📚 Describe the documentation issue
Hi PyG team,
Currently, the ResGatedGraphConv documentation shows the equations:
$$x'_i = W_1 x_i + \sum_{j \in \mathcal{N}(i)} \eta_{ij} \odot W_2 x_j$$
with
$$\eta_{ij} = \sigma(W_3 x_i + W_4 x_j)$$
This is accurate when no edge features are provided.

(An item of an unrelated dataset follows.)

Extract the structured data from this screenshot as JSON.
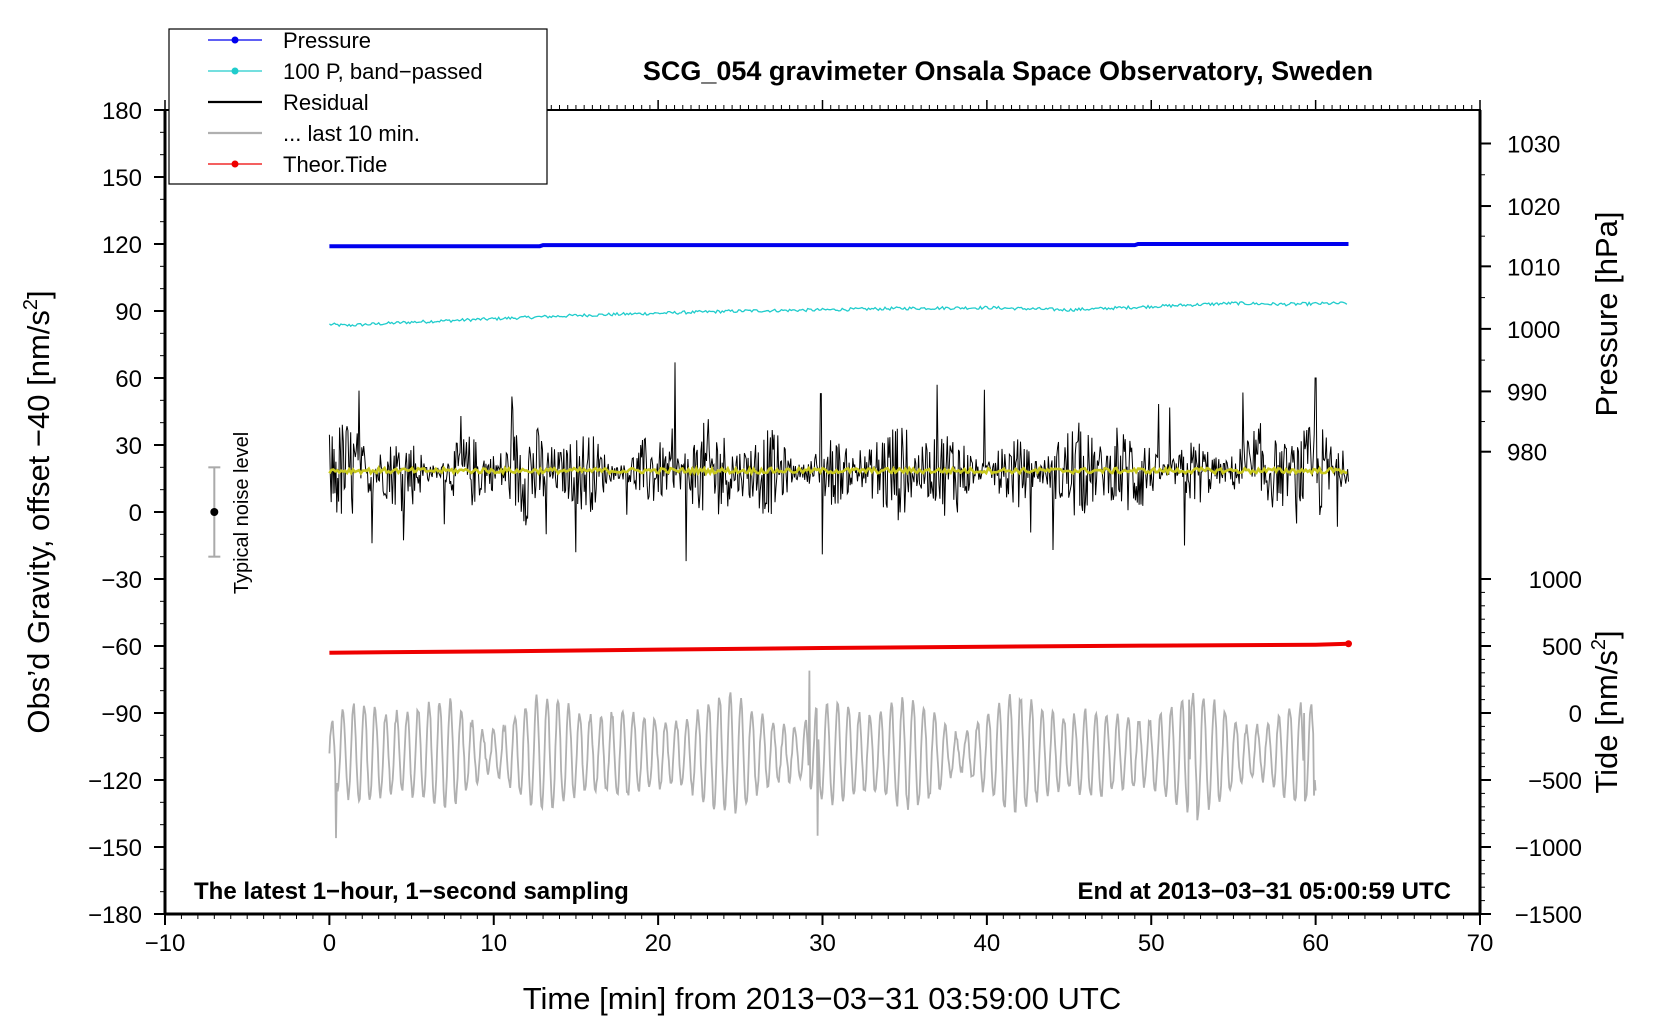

However, in the implementation, when edge_attr is passed, it is concatenated to the node features before computing the key, query, and value projections:
if edge_attr is not None:
k_i = self.lin_key(torch.cat([k_i, edge_attr], dim=-1))
q_j = self.lin_query(torch.cat([q_j, edge_attr], dim=-1))
v_j = self.lin_value(torch.cat([v_j, edge_attr], dim=-1))
Thus, the actual behavior is closer to:
$$x'_i = W_1 x_i + \sum_{j \in \mathcal{N}(i)} \eta_{ij} \odot (W_2 x_j + W_5 e_{ij})$$
$$\eta_{ij} = \sigma(W_3 x_i + W_4 x_j + W_6 e_{ij})$$
where ($e_{ij}$) are the edge features.
Suggest a potential alternative/fix
No response